Dr. Chad Campion from Campbell Clinic joins Amy Speropoulos for 3 Good Minutes to share some information about endoscopic surgery. Watch the video above or read this summary below.
What is endoscopic spine surgery?
Endoscopic spine surgery is an ultra-minimally invasive technique to alleviate pressure on nerves in the back or neck. It’s used to treat things like sciatica or radiculopathy. These are conditions where usually a disc bulge, or herniation, presses on a nerve and causes pain, weakness or numbness in the arms or legs.
Traditionally, these disc bulges were treated with an open surgery, where a 2-3 cm or larger incision is made, bone and ligaments of the back are drill or removed to gain access to the spinal canal, and a microscope is used to see the nerves and disc and remove the disc bulge to relieve pressure on the nerve.

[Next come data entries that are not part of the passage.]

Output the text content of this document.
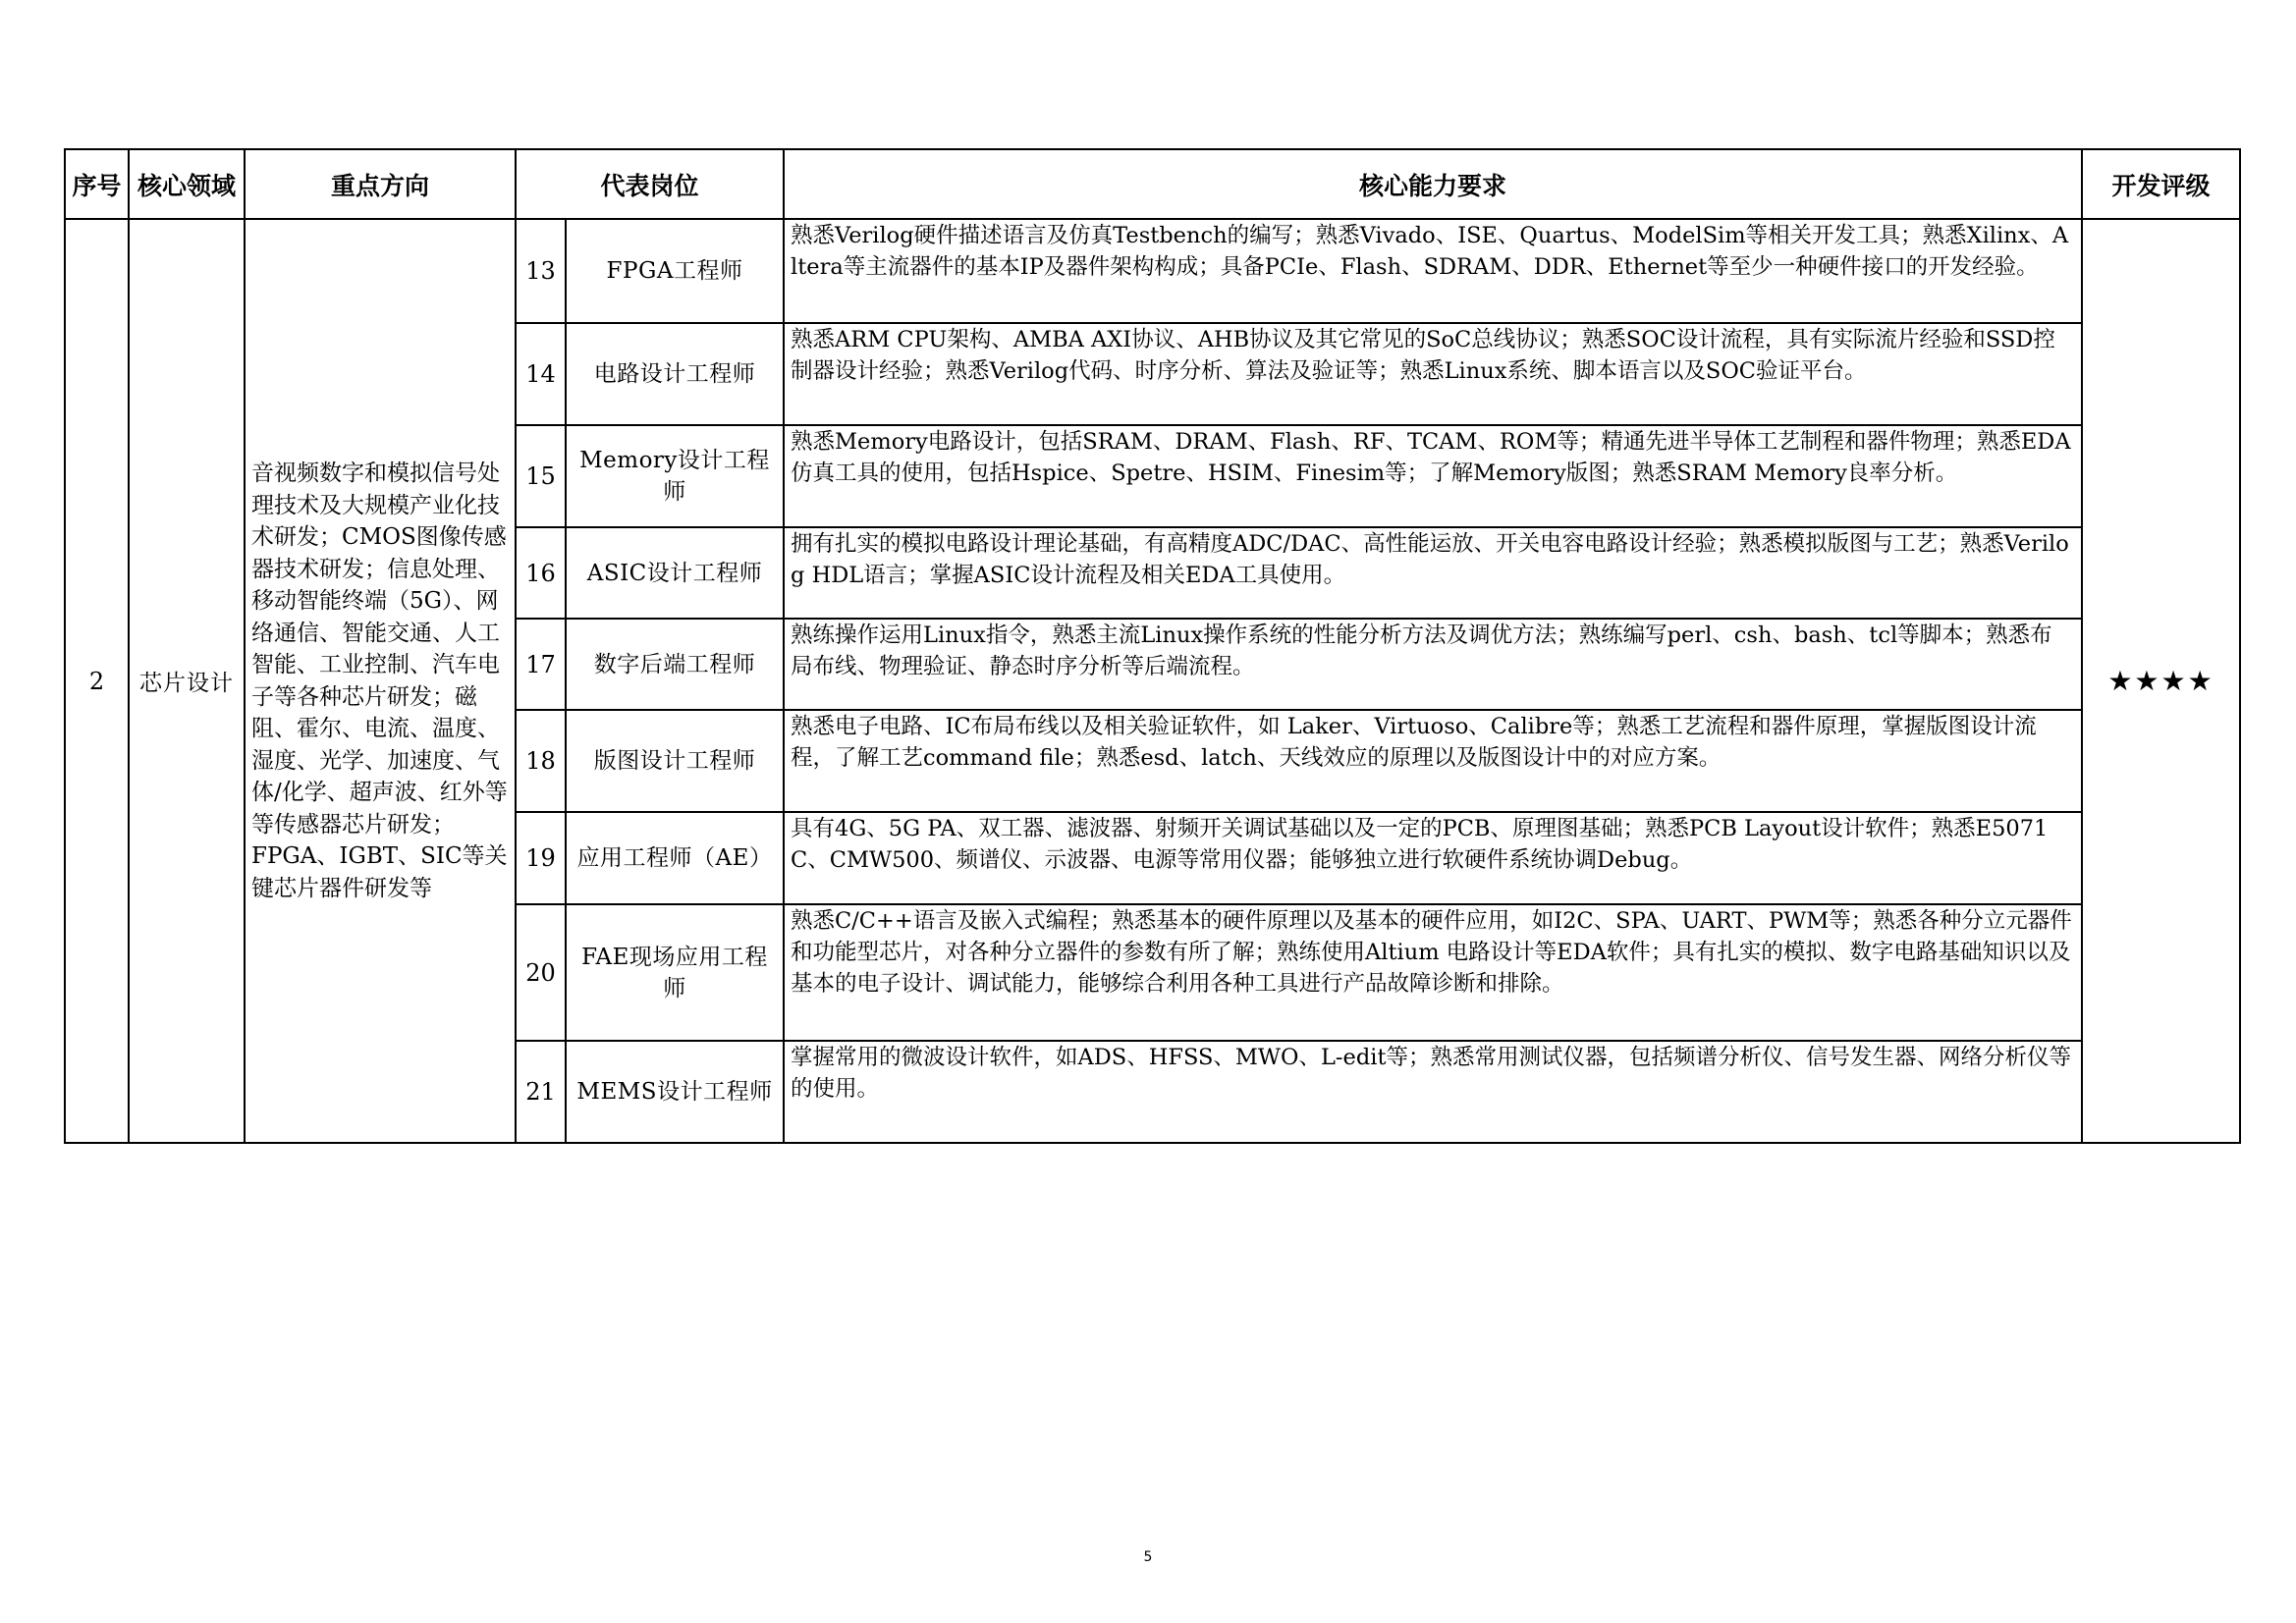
序号	核心领域	重点方向	代表岗位		核心能力要求	开发评级
2	芯片设计	音视频数字和模拟信号处理技术及大规模产业化技术研发；CMOS图像传感器技术研发；信息处理、移动智能终端（5G）、网络通信、智能交通、人工智能、工业控制、汽车电子等各种芯片研发；磁阻、霍尔、电流、温度、湿度、光学、加速度、气体/化学、超声波、红外等等传感器芯片研发；FPGA、IGBT、SIC等关键芯片器件研发等	13	FPGA工程师	熟悉Verilog硬件描述语言及仿真Testbench的编写；熟悉Vivado、ISE、Quartus、ModelSim等相关开发工具；熟悉Xilinx、Altera等主流器件的基本IP及器件架构构成；具备PCIe、Flash、SDRAM、DDR、Ethernet等至少一种硬件接口的开发经验。	★★★★
			14	电路设计工程师	熟悉ARM CPU架构、AMBA AXI协议、AHB协议及其它常见的SoC总线协议；熟悉SOC设计流程，具有实际流片经验和SSD控制器设计经验；熟悉Verilog代码、时序分析、算法及验证等；熟悉Linux系统、脚本语言以及SOC验证平台。	

			15	Memory设计工程师	熟悉Memory电路设计，包括SRAM、DRAM、Flash、RF、TCAM、ROM等；精通先进半导体工艺制程和器件物理；熟悉EDA仿真工具的使用，包括Hspice、Spetre、HSIM、Finesim等；了解Memory版图；熟悉SRAM Memory良率分析。	

			16	ASIC设计工程师	拥有扎实的模拟电路设计理论基础，有高精度ADC/DAC、高性能运放、开关电容电路设计经验；熟悉模拟版图与工艺；熟悉Verilog HDL语言；掌握ASIC设计流程及相关EDA工具使用。	

			17	数字后端工程师	熟练操作运用Linux指令，熟悉主流Linux操作系统的性能分析方法及调优方法；熟练编写perl、csh、bash、tcl等脚本；熟悉布局布线、物理验证、静态时序分析等后端流程。	

			18	版图设计工程师	熟悉电子电路、IC布局布线以及相关验证软件，如 Laker、Virtuoso、Calibre等；熟悉工艺流程和器件原理，掌握版图设计流程，了解工艺command file；熟悉esd、latch、天线效应的原理以及版图设计中的对应方案。	

			19	应用工程师（AE）	具有4G、5G PA、双工器、滤波器、射频开关调试基础以及一定的PCB、原理图基础；熟悉PCB Layout设计软件；熟悉E5071C、CMW500、频谱仪、示波器、电源等常用仪器；能够独立进行软硬件系统协调Debug。	

			20	FAE现场应用工程师	熟悉C/C++语言及嵌入式编程；熟悉基本的硬件原理以及基本的硬件应用，如I2C、SPA、UART、PWM等；熟悉各种分立元器件和功能型芯片，对各种分立器件的参数有所了解；熟练使用Altium 电路设计等EDA软件；具有扎实的模拟、数字电路基础知识以及基本的电子设计、调试能力，能够综合利用各种工具进行产品故障诊断和排除。	

			21	MEMS设计工程师	掌握常用的微波设计软件，如ADS、HFSS、MWO、L-edit等；熟悉常用测试仪器，包括频谱分析仪、信号发生器、网络分析仪等的使用。	
5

By using an endoscope, which is a long tube with a camera at the end, the surgeon can make a less than 1cm incision, insert the camera into the spinal canal, usually with little or no bone removal, and remove the disc that’s pressing on the nerve all through that small tube. This is an outpatient procedure, so patients go home the same day and have very little pain.
What are the benefits of endoscopic surgery?

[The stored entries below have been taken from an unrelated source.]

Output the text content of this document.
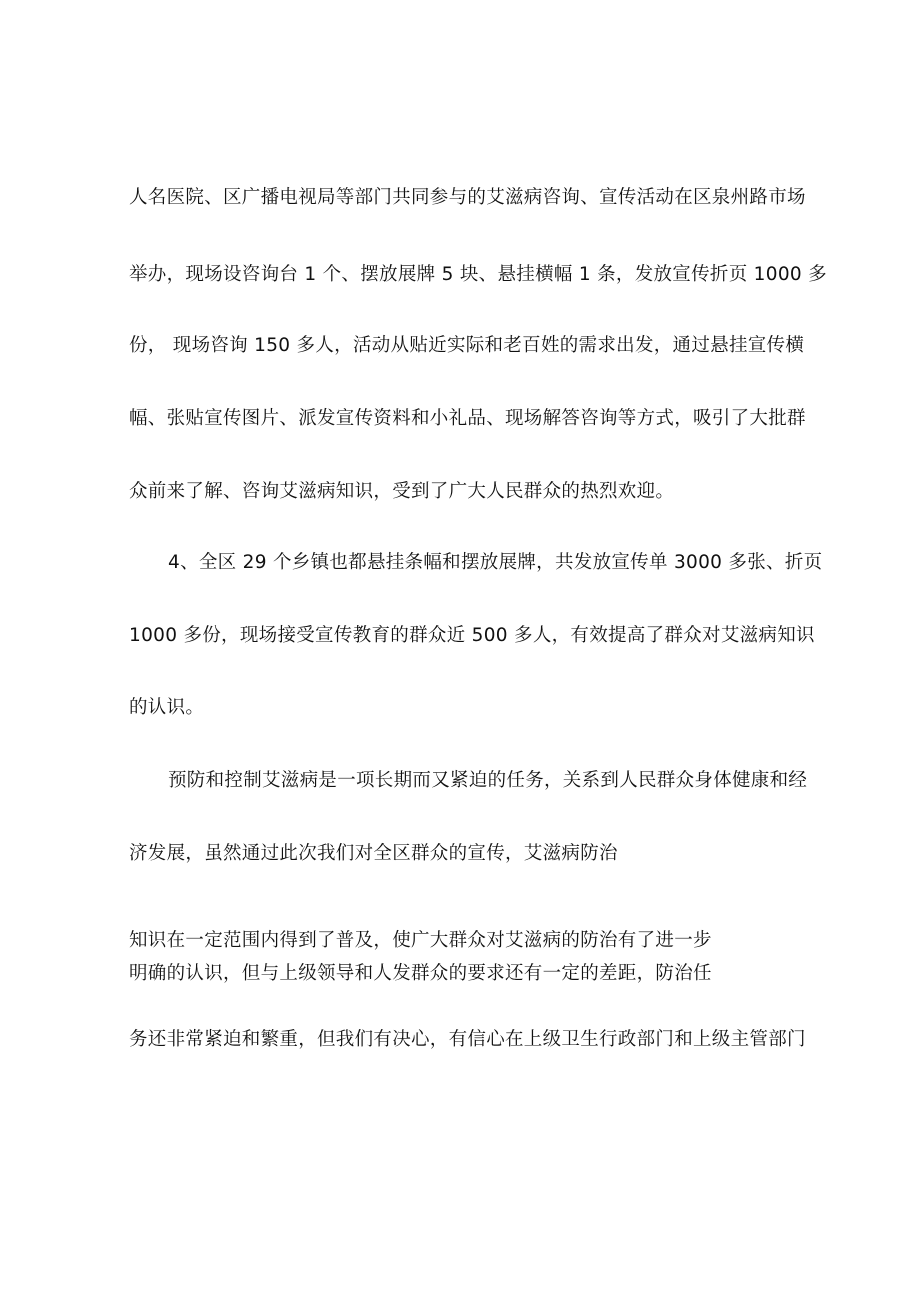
人名医院、区广播电视局等部门共同参与的艾滋病咨询、宣传活动在区泉州路市场
举办，现场设咨询台 1 个、摆放展牌 5 块、悬挂横幅 1 条，发放宣传折页 1000 多
份， 现场咨询 150 多人，活动从贴近实际和老百姓的需求出发，通过悬挂宣传横
幅、张贴宣传图片、派发宣传资料和小礼品、现场解答咨询等方式，吸引了大批群
众前来了解、咨询艾滋病知识，受到了广大人民群众的热烈欢迎。
4、全区 29 个乡镇也都悬挂条幅和摆放展牌，共发放宣传单 3000 多张、折页
1000 多份，现场接受宣传教育的群众近 500 多人，有效提高了群众对艾滋病知识
的认识。
预防和控制艾滋病是一项长期而又紧迫的任务，关系到人民群众身体健康和经
济发展，虽然通过此次我们对全区群众的宣传，艾滋病防治
知识在一定范围内得到了普及，使广大群众对艾滋病的防治有了进一步
明确的认识，但与上级领导和人发群众的要求还有一定的差距，防治任
务还非常紧迫和繁重，但我们有决心，有信心在上级卫生行政部门和上级主管部门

Because of the small incision and little damage done to bone, muscle and ligaments in the area, there are many benefits to endoscopic surgery. The biggest benefit is the type of surgery that can be done. The endoscope allows me to in some cases remove pressure on the nerves in an outpatient manner, the patients have little or no back pain, there leg pain is almost immediately relieved, and they can get back to their normal activities within a few days. Depending on several factors, some of these patients would need to undergo a fusion surgery with traditional techniques due to the removal of bone and ligaments. A fusion would require a much longer recovery and avoiding heavy or strenuous activity for 3-6 months.

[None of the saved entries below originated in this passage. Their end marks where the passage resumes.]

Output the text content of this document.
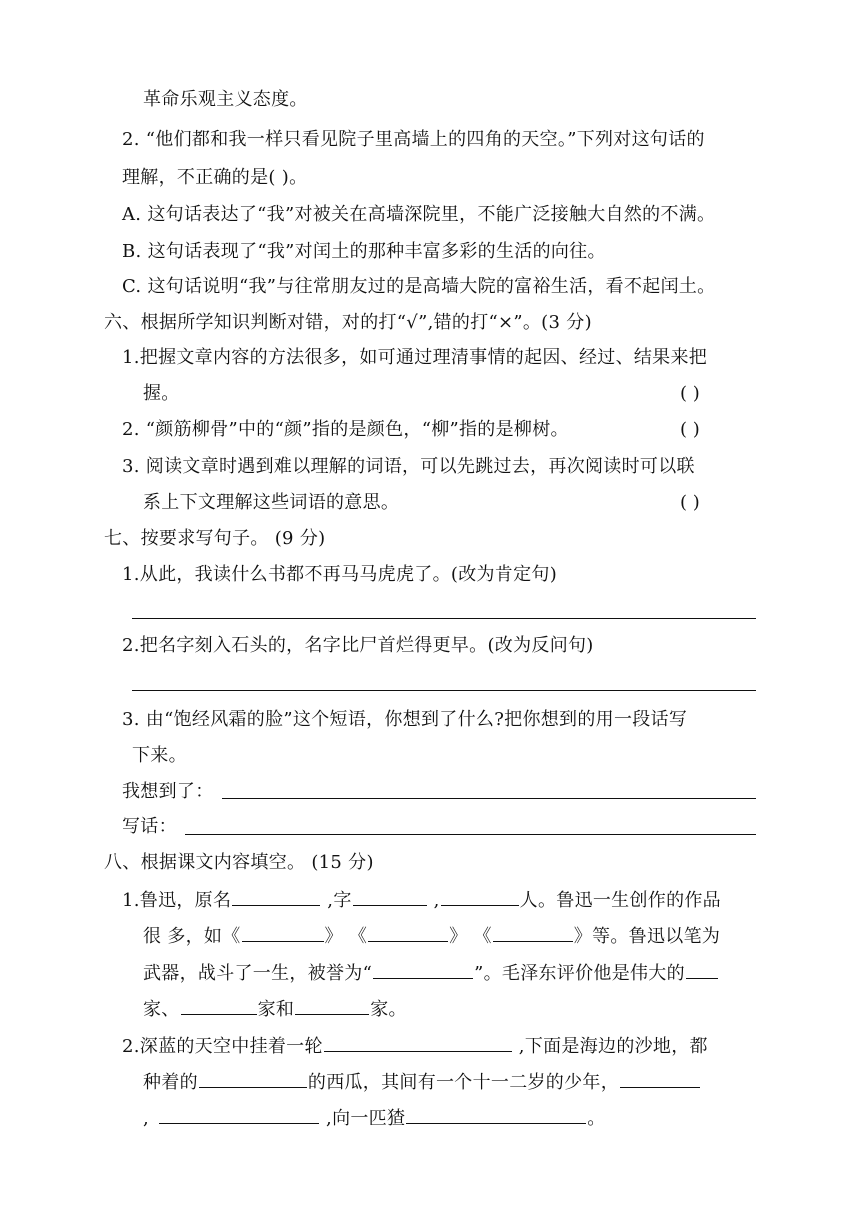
革命乐观主义态度。
2. “他们都和我一样只看见院子里高墙上的四角的天空。”下列对这句话的
理解，不正确的是( )。
A. 这句话表达了“我”对被关在高墙深院里，不能广泛接触大自然的不满。
B. 这句话表现了“我”对闰土的那种丰富多彩的生活的向往。
C. 这句话说明“我”与往常朋友过的是高墙大院的富裕生活，看不起闰土。
六、根据所学知识判断对错，对的打“√”,错的打“×”。(3 分)
1.把握文章内容的方法很多，如可通过理清事情的起因、经过、结果来把
握。	( )
2. “颜筋柳骨”中的“颜”指的是颜色，“柳”指的是柳树。	( )
3. 阅读文章时遇到难以理解的词语，可以先跳过去，再次阅读时可以联
系上下文理解这些词语的意思。	( )
七、按要求写句子。 (9 分)
1.从此，我读什么书都不再马马虎虎了。(改为肯定句)
2.把名字刻入石头的，名字比尸首烂得更早。(改为反问句)
3. 由“饱经风霜的脸”这个短语，你想到了什么?把你想到的用一段话写
下来。
我想到了：
写话：
八、根据课文内容填空。 (15 分)
1.鲁迅，原名	,字	,	人。鲁迅一生创作的作品
很 多，如《	》 《	》 《	》等。鲁迅以笔为
武器，战斗了一生，被誉为“	”。毛泽东评价他是伟大的
家、	家和	家。
2.深蓝的天空中挂着一轮	,下面是海边的沙地，都
种着的	的西瓜，其间有一个十一二岁的少年，
,	,向一匹猹	。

Traditional microscopic or tubular surgeries are excellent for reliving pressure on nerves and relieving arm and leg pain. Because of the ultra-minimally invasive nature of endoscopic surgery post-op pain, blood loss, risk of infection and recovery time are all improved with endoscopic surgery compared to traditional techniques.
Who is a candidate for endoscopic surgery?
This type of surgery is good for patients that have very specific pain in their arms or legs. It is not helpful for back or neck pain. Patients that have pain that goes from their back or neck into a certain area of their arms or legs may be candidates for endoscopic surgery.